Galilea Montijo (born Martha Galilea Montijo Torres on June 5, 1973) is a Mexican actress, comedian, model, and TV presenter. She currently hosts Hoy, a morning show of Televisa that airs on Mondays through Fridays in Mexico (on Las Estrellas) and in the United States (on Univision). Montijo hosted the talent-reality show Pequeños Gigantes, which was a success in Mexico and in the United States (again shown by Univision) in its 1st and 2nd editions (2011 and 2012 respectively). In 2014, she hosted "Va Por Ti" - a co-production of Univision and Televisa that first aired on Univision, beating the competition in the ratings. In 2015, she hosts "Me Pongo De Pie" which will air in Mexico and the United States.

== Career ==
Montijo started her career after winning La Chica TV in 1993. She has participated in several telenovelas. From 2001 to 2005, Galilea hosted the show VidaTV. In 2002, she participated in the reality show Big Brother VIP and won. In 2005, she also participated in the second season of Bailando por un Sueño. In 2006, Montijo starred in the Mexican telenovela La Verdad Oculta, opposite Gabriel Soto.

==Personal life==
In November 2020, she announced that she had tested positive for COVID-19 and had to cancel a number of professional engagements.

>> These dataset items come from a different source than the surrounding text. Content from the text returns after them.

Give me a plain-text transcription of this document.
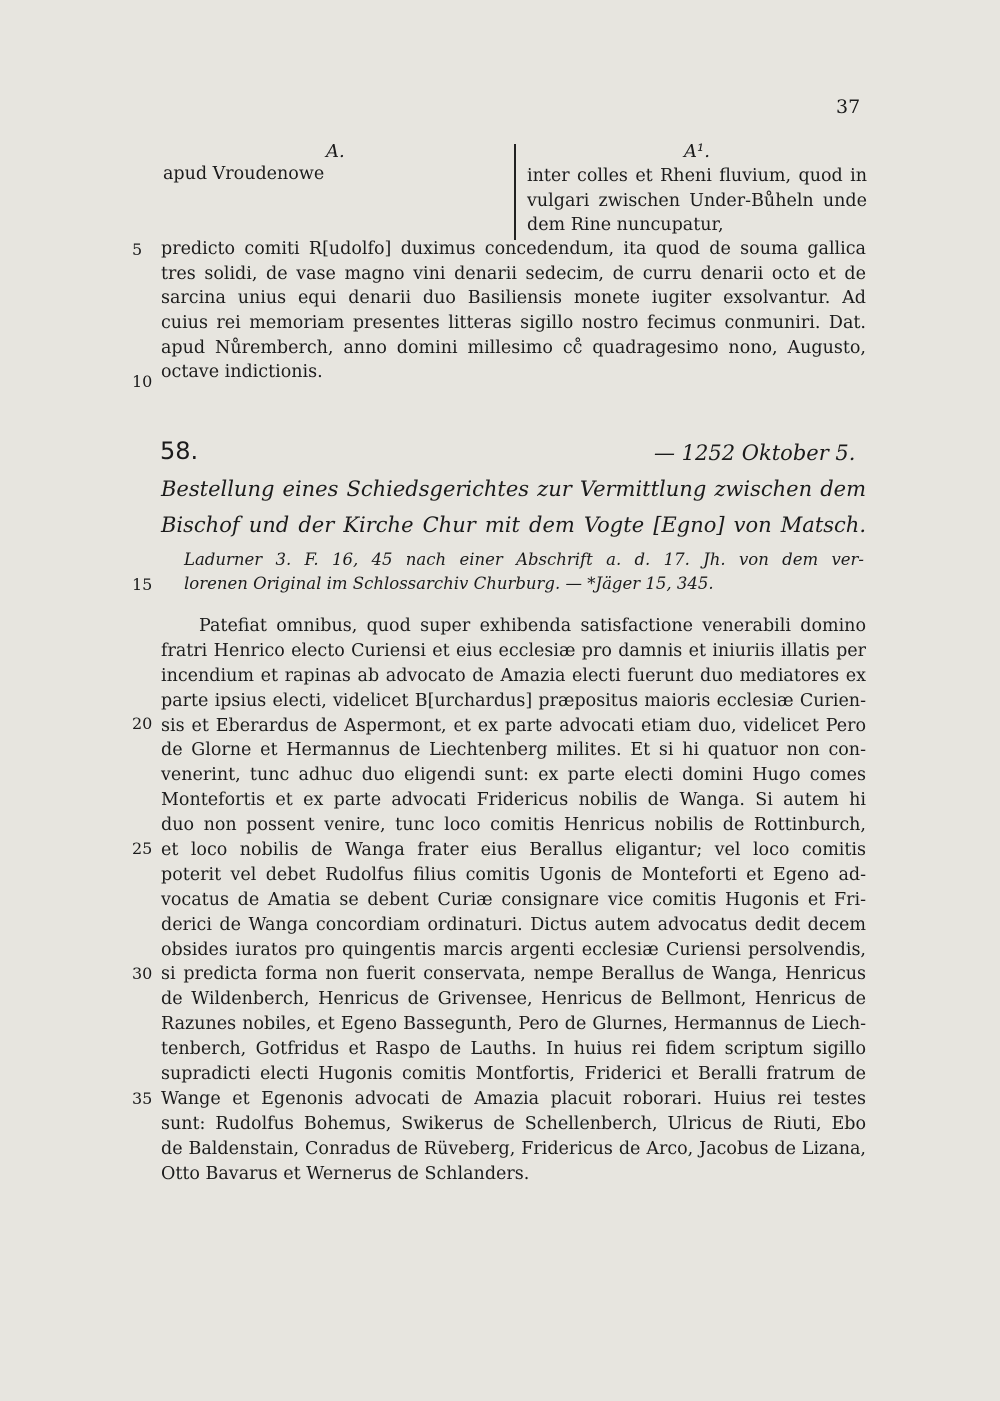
37
A.	A¹.
apud Vroudenowe	inter colles et Rheni fluvium, quod in
vulgari zwischen Under-Bůheln unde
dem Rine nuncupatur,
predicto comiti R[udolfo] duximus concedendum, ita quod de souma gallica
tres solidi, de vase magno vini denarii sedecim, de curru denarii octo et de
sarcina unius equi denarii duo Basiliensis monete iugiter exsolvantur. Ad
cuius rei memoriam presentes litteras sigillo nostro fecimus conmuniri. Dat.
apud Nůremberch, anno domini millesimo cc̊ quadragesimo nono, Augusto,
octave indictionis.
5
10
15
20
25
30
35
58.	— 1252 Oktober 5.
Bestellung eines Schiedsgerichtes zur Vermittlung zwischen dem
Bischof und der Kirche Chur mit dem Vogte [Egno] von Matsch.
Ladurner 3. F. 16, 45 nach einer Abschrift a. d. 17. Jh. von dem ver-
lorenen Original im Schlossarchiv Churburg. — *Jäger 15, 345.
Patefiat omnibus, quod super exhibenda satisfactione venerabili domino
fratri Henrico electo Curiensi et eius ecclesiæ pro damnis et iniuriis illatis per
incendium et rapinas ab advocato de Amazia electi fuerunt duo mediatores ex
parte ipsius electi, videlicet B[urchardus] præpositus maioris ecclesiæ Curien-
sis et Eberardus de Aspermont, et ex parte advocati etiam duo, videlicet Pero
de Glorne et Hermannus de Liechtenberg milites. Et si hi quatuor non con-
venerint, tunc adhuc duo eligendi sunt: ex parte electi domini Hugo comes
Montefortis et ex parte advocati Fridericus nobilis de Wanga. Si autem hi
duo non possent venire, tunc loco comitis Henricus nobilis de Rottinburch,
et loco nobilis de Wanga frater eius Berallus eligantur; vel loco comitis
poterit vel debet Rudolfus filius comitis Ugonis de Monteforti et Egeno ad-
vocatus de Amatia se debent Curiæ consignare vice comitis Hugonis et Fri-
derici de Wanga concordiam ordinaturi. Dictus autem advocatus dedit decem
obsides iuratos pro quingentis marcis argenti ecclesiæ Curiensi persolvendis,
si predicta forma non fuerit conservata, nempe Berallus de Wanga, Henricus
de Wildenberch, Henricus de Grivensee, Henricus de Bellmont, Henricus de
Razunes nobiles, et Egeno Bassegunth, Pero de Glurnes, Hermannus de Liech-
tenberch, Gotfridus et Raspo de Lauths. In huius rei fidem scriptum sigillo
supradicti electi Hugonis comitis Montfortis, Friderici et Beralli fratrum de
Wange et Egenonis advocati de Amazia placuit roborari. Huius rei testes
sunt: Rudolfus Bohemus, Swikerus de Schellenberch, Ulricus de Riuti, Ebo
de Baldenstain, Conradus de Rüveberg, Fridericus de Arco, Jacobus de Lizana,
Otto Bavarus et Wernerus de Schlanders.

She is accused by journalist Anabel Fernández in her books having relationship with Mexican drug lord Arturo Beltrán Leyva, and received the gifts from him

==Filmography==
=== Television ===
- El premio mayor (1995) as Lilí
- Azul (1996) as Mara
- Tú y yo (1996) as Resignación
- Tres mujeres (1999) as Maricruz Ruiz
- Fantástico amor (1999)
- Hoy (1999, 2004–2007, 2008-)
- El precio de tu amor (2000) as Valeria Ríos
- Vida TV (2001-2005) Host
- Big Brother VIP (2002) Contestant, winner.
- Hospital el paisa (2004)
- Bailando por un sueño (2005) Contestant, fourth place.
- La verdad oculta (2006) as Gabriela Guillén de Genovés / Martha Saldívar de Guzmán
- La Hora de la Papa (2007) Host
- Buscando a Timbiriche, La Nueva Banda (2007) Host
- Teleton Mexoamerica (2007-2008) Host, on Galavision
- ¿Cuanto quieres perder? (2008) Host
- Los simuladores (2008–2009) as herself (two episodes)
- Hazme reír y serás millonario (2009) Contestant, third place.
- Mujeres Asesinas (2009) as Lorena Garrido (Episode: "Las Garrido, codiciosas")
- Hasta que el dinero nos separe (2010) as herself (special episode)
- Pequeños Gigantes (2011–2020) Host
- El gran show de los Peques (2011) Host
- Lo que más quieres (2013) Judge of Emotions
- Cásate conmigo, mi amor (2013) as Valeria
- Va por ti (2014) Host
- Me pongo de pie (2015) Host
- Teleton Mexico (2011–Present) Host, on Televisa El Canal De Las Estrellas
- Teleton USA (2012–Present) Host, on Univision
- La Más Draga: Solo Las Más (2026) Host

=== Films ===
- Perras (2011) as adult Frida
- La muerte de un Cardenal (1993)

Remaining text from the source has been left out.